Кстати, выбрал я Пикассо потому, что считал, что из французских художников его лучше всех знают в США, а Канаду я тоже присоединил к США. Исключительно ради просвещения мосье Йошото я припомнил с подчеркнутым состраданием к падшему гиганту, сколько раз я говорил нашему другу: «Ma-tre Picasso, o-allez vous?» И как в ответ на этот проникновенный вопрос старый мастер медленным, тяжким шагом проходил по мастерской и неизменно останавливался перед небольшой репродукцией своих «Акробатов», вспоминая о своей давно загубленной славе. И когда мы выходили из автобуса, я объяснил мосье Йошото, что беда Пикассо в том, что он никогда и никого не слушает, даже своих ближайших друзей.

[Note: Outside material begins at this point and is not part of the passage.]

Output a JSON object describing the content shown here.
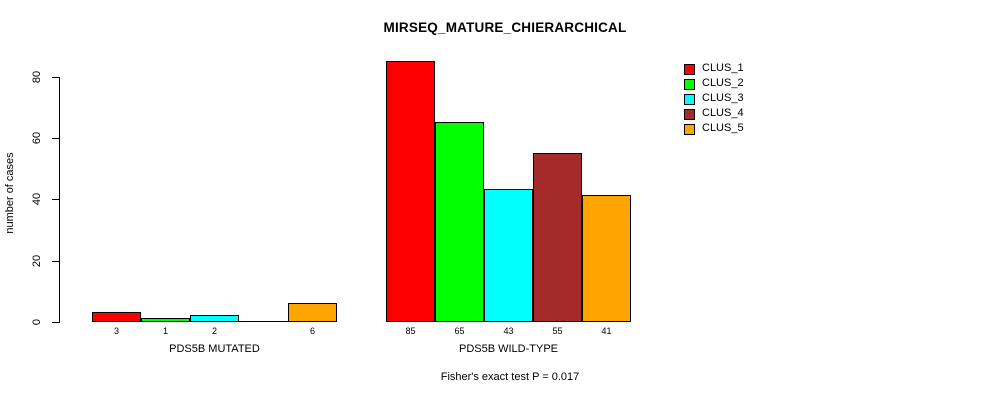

В 1939 году «Любители великих мастеров» помещались на втором этаже небольшого, удивительно унылого с виду, трехэтажного домика, как видно, отдававшегося внаем, в самом неприглядном, верденском, районе Монреаля. Школа находилась прямо над ортопедической мастерской. «Любители великих мастеров» занимали одну большую комнату с крохотной незапиравшейся уборной. Но наперекор всему, когда я вошел в это помещение, мне оно сразу показалось удивительно приятным. И тому была причина: все стены этой «преподавательской» были увешаны картинами — главным образом акварелями работы мосье Йошото. Мне и сейчас иногда видится во сне белый гусь, летящий по невыразимо бледному, голубому небу, причем — и в этом главное достижение смелого и опытного мастера — голубизна неба, вернее дух этой голубизны, отражен в оперении птицы. Картина висела над столом мадам Йошото. Это произведение и еще две-три картины, схожие по мастерству, придавали комнате свой особый характер.